Ronnie Golden

Ronnie Golden’s journey has been a long and fascinating one.
From opening shows for Tom Jones, Scott Walker and Engelbert Humperdinck as a teenaged guitarist, he worked with David Bowie in his Beckenham Arts Lab days then went on to form cult late 70s renegades Fabulous Poodles whose album Mirror Stars outsold both The Clash and The Jam in America in the early 80’s.
Within a few short weeks of that band’s demise he was doing stand-up at London’s Boulevard Theatre alongside Comic Strip regulars Rik Mayall, Ben Elton, a nascent French and Saunders and Alexei Sayle and performing a legendary ‘Buddy Holly’ in the first series of BBC 2’s The Young Ones. He remains the only original member from The Comic Strip team to still be actively working on today’s comedy circuit. There were several guest spots and cameos: he played Tracey Ullman’s ‘son’ inC4’s first Friday Night Live then performed with Mac McDonald in Saturday Live and was a detective and then a ‘doo-wop’ singer in a couple of Lenny Henry Shows. His voice, regularly heard on Spitting Image was featured on the No.1 single “The Chicken Song/We’re Scared Of Bob.”
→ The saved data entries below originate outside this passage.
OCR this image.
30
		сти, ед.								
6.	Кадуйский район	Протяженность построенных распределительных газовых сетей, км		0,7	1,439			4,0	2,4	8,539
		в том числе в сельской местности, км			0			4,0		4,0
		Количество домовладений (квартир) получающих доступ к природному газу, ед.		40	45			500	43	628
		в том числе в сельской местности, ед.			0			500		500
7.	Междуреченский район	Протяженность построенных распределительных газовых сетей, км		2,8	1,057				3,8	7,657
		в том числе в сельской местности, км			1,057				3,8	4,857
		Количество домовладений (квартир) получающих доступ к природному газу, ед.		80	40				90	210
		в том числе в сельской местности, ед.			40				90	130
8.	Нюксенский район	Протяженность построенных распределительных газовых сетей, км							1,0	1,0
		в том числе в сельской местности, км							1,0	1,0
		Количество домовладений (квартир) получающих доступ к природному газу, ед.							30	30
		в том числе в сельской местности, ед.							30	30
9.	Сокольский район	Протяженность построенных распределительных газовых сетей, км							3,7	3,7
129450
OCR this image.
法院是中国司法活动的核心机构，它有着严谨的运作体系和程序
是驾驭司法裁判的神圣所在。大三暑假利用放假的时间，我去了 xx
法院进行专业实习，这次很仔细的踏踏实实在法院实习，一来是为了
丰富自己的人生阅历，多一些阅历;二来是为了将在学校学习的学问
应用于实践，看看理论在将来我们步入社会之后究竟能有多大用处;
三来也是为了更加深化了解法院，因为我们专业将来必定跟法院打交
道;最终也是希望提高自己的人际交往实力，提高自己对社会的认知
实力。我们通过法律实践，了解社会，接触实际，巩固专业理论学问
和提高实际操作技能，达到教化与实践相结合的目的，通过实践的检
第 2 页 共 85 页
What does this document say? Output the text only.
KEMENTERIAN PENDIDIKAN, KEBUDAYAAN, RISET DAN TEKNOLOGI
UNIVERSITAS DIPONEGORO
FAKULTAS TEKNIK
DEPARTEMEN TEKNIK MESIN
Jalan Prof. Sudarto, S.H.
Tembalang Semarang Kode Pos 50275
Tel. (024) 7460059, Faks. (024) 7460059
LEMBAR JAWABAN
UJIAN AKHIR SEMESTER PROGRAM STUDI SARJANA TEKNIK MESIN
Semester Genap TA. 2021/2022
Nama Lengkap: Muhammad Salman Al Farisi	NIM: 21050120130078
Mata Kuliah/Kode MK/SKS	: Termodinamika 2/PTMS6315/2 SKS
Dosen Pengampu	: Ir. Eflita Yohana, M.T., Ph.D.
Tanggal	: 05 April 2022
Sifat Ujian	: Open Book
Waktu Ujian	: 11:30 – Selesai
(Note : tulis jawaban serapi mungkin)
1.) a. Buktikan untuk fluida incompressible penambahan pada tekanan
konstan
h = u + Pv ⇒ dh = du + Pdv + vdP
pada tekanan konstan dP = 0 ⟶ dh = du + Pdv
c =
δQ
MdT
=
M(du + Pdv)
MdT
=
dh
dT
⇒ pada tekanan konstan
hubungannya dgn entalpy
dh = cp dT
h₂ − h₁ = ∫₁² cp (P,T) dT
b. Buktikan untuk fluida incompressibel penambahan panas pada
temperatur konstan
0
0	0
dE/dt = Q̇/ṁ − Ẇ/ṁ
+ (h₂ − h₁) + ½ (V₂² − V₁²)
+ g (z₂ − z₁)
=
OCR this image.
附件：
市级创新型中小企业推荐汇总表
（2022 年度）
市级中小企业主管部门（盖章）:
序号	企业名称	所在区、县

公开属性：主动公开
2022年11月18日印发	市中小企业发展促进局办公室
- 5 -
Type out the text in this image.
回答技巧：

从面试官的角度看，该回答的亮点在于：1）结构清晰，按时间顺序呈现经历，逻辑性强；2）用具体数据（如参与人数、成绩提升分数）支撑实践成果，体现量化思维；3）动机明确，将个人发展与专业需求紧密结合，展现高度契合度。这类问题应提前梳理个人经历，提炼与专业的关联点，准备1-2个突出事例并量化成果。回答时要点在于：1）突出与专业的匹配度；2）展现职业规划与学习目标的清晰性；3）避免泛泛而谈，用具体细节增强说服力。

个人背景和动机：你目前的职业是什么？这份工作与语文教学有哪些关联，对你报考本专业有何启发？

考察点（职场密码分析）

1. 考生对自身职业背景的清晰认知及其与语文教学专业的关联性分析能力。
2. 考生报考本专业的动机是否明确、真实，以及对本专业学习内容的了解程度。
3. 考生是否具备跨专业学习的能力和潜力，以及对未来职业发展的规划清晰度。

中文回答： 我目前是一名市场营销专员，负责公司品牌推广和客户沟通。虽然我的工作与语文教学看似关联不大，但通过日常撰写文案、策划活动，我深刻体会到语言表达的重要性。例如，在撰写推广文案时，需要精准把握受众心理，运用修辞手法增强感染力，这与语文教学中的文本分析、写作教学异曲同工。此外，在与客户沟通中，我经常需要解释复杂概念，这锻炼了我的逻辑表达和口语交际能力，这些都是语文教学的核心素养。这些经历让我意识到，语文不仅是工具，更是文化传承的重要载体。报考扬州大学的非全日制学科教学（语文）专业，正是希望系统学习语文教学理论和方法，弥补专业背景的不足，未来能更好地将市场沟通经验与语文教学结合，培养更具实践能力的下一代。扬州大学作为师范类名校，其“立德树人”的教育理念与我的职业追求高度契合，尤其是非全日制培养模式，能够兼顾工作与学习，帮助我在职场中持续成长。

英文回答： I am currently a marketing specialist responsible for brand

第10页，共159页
Radio jingle writing won him an award for “most interesting use of music” in Independent Radio Awards in the early 90s for 60sec acapella song for Ariel Automatic and his harmonica could be heard on TV’s “Finger of Fudge” commercial(!!)
He’s played an MI6 agent in the 1986 movie The Fourth Protocol (with Pierce Brosnan and Michael Caine,) a heroin addict in C4’s How Much Is Too Much? won awards for composing advertising jingles, and is a much sought after voiceover artist.
Arthur Smith Sings Leonard Cohen, a two-man piece Ronnie performed with Arthur, won considerable plaudits on the Edinburgh Fringe 2000 and went on to the Ambassadors Theatre in London’s West End and then onto Montreal Comedy Festival.
His 6 piece R&B/Soul outfit Ronnie and the Rex still perform their Club Senseless nights in N. London and the West End and, over the past five years, have recorded four series of Radio 4’s The Right Time for which Ronnie wrote songs and sketches.
A selection of some of his best compositions for the band is available on cd “Return of the Fabulous Poodle” (Turns)
Eight nights of solo music gigs in New Orleans back in April 2003 led to him writing an article about these shows as well as reviewing the Jazz Heritage Festival for July issue of Word magazine.
He performed standup in Brit. Com at the Montreal ‘Just For Laughs’ Comedy Festival in July 2003 as well as a reprise of the ‘Leonard Cohen’ show with Arthur.
A winning combination with comedy legend Barry Cryer has yielded several successful Edinburgh Festival shows and a live cd: “Rock ‘N’ Droll” on Laughing Stock Recs. They regularly perform their 2 hour show in theatres across the UK.
At 2004 Edinburgh Festival he played a drug-addled, alcoholic, self-destructive blues singer Prince Royale in ‘noir’ boogie woogie / blues musical The City Club which became a small budget Hollywood movie entitled Dark Streets. He collaborated on the score for this with composer / musician James Compton.
He appeared in Radio 4 sitcom Ed Reardon’s Week and recently on the panel show ‘Act Your Age’ and has guested in several series of Radio 2 music / comedy show Jammin’ .
New Zealand-born composer Mark Hardy invited Ronnie to contribute vocals to his songcycle Listen To Me which is due for release in the Autumn of 2010.
He continues to write and tour with Barry Cryer.